Sky Song pairs new drone technology with ancient stories at Adelaide Fringe 2022
‘Fireworks meets Star Wars’ as Indigenous musicians and storytellers collaborate with a British drone art company for an exclusive Adelaide Fringe performance.
In the night sky not far from the South Australian capital on Friday night, hundreds of drones will take flight to deliver one of the biggest performance artworks seen on our shores.
Named Sky Song and commissioned for Adelaide’s Fringe Festival, the innovative work is rooted in a soundtrack featuring First Nations artists such as Archie Roach, Kev Carmody and Electric Fields.
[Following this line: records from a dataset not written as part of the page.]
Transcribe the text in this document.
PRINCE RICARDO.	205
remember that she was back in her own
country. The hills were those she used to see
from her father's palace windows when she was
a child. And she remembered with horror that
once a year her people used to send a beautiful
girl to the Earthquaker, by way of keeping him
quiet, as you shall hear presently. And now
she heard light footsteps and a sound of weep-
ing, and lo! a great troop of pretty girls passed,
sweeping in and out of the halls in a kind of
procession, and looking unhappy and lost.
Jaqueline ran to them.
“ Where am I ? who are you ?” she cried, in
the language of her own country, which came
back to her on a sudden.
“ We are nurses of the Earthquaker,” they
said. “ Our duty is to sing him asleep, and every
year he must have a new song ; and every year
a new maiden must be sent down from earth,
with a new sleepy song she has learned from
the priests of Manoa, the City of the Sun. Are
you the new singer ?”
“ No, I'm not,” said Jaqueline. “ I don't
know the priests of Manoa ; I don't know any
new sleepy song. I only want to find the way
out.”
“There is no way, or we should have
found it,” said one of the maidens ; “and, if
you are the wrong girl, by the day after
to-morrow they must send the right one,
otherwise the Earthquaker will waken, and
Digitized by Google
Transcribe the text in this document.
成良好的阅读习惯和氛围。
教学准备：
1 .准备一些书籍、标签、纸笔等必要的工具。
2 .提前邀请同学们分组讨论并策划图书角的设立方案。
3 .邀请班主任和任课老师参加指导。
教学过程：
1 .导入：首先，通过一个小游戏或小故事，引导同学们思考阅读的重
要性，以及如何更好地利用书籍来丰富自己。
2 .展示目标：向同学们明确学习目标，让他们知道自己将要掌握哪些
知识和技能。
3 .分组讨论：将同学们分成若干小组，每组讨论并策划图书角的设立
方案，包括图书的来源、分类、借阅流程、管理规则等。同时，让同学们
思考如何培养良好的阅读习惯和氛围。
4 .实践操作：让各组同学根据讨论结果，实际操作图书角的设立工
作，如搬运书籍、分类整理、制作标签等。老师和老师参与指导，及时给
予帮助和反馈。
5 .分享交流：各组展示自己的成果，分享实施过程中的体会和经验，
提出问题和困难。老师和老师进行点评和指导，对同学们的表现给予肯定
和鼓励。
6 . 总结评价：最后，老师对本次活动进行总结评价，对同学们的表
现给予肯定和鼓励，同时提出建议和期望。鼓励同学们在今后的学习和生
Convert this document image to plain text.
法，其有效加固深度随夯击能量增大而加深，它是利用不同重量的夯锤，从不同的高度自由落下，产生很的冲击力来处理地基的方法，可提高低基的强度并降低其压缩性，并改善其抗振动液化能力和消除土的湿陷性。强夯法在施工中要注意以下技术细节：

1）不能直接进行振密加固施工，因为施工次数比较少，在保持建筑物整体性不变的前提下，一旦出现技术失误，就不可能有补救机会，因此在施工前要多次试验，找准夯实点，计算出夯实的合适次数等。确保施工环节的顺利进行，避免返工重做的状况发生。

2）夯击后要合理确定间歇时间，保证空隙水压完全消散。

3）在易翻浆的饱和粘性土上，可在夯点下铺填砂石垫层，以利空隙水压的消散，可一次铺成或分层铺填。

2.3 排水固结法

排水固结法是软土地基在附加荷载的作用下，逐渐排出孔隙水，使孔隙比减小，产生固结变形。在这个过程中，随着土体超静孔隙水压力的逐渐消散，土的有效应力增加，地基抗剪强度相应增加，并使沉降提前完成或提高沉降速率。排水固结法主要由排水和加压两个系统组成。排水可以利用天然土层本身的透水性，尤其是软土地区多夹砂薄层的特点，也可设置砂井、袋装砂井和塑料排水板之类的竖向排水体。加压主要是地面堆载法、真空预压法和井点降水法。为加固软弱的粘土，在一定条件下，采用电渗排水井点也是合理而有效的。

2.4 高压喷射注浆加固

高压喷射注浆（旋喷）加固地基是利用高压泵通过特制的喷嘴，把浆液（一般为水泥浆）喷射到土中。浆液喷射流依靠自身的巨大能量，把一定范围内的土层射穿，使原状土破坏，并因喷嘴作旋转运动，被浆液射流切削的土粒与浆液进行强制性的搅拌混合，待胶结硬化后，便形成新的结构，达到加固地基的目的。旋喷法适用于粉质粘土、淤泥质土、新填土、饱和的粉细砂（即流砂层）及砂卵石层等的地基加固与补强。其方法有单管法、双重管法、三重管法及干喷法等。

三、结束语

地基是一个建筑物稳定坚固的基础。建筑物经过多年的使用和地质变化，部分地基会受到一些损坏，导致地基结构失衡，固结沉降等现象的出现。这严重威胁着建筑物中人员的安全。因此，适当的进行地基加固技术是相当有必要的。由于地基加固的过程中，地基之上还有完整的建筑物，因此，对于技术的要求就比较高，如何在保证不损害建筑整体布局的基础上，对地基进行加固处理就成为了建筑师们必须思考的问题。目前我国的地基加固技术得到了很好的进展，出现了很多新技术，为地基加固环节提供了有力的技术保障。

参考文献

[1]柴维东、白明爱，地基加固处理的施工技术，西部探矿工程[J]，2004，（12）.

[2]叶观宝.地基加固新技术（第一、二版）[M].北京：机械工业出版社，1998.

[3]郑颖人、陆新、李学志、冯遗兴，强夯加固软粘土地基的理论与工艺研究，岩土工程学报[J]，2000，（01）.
When combined with the expertise of British drone art specialists Celestial, these songlines will be taken to heights previously unimagined.
“I’d describe it as fireworks meets Star Wars – but more than that, it’s a really powerful way for old stories to be told in new ways,” said singer, songwriter and soundtrack supervisor Nancy Bates.
“I think people are going to be moved in ways they’ve never been moved before,” she said. “I have tears when I read the script and look through some of the simulations, and I get goosebumps even while talking about it.”
With its swarm of 350 drones flying in formation above a 75m wide screen projection paired with music and spoken passages, Sky Song’s five chapters will focus on topics such as ancestry, creation stories, land rights, the devastation of the stolen generations and the hopefulness of reconciliation.
During the show, the painted visage of Ngarrindjeri elder Major ‘Moogy’ Sumner will be transformed into a star constellation as he tells a story, while similar treatment will be applied to a dance group from Port Augusta named Dusty Feet Mob, who choreographed and filmed a piece based on Archie Roach’s landmark song Took the Children Away.
“That stuff makes my hair stands on end,” said Bates. “It’s just incredibly impactful. The foundation of the production is the soundtrack – the stories, the songs, that’s what came first.”
In January, drone art company Celestial performed a major work commissioned by the City of Melbourne which was well-received, but Sky Song will be its biggest undertaking in Australia to date.
Bates is a Barkindji woman who has toured with Roach as a backing vocalist and guitarist, and the unusual nature of this artistic pairing for the Adelaide Fringe is not lost on her.
“We’re working with a British company, telling First Nations stories in a country that’s colonised – there’s definitely been really robust discussions about the lens we’re looking at this show through,” she said.
“Our absolute hope is that people go away with an awakening, an epiphany, a stronger connection, a desire to know more culturally about First Nations people,” said Bates.
Held at a winery in McLaren Vale, about 40 minutes south of Adelaide and away from the city’s light spill, Sky Song will be performed on seven nights from Friday until March 20.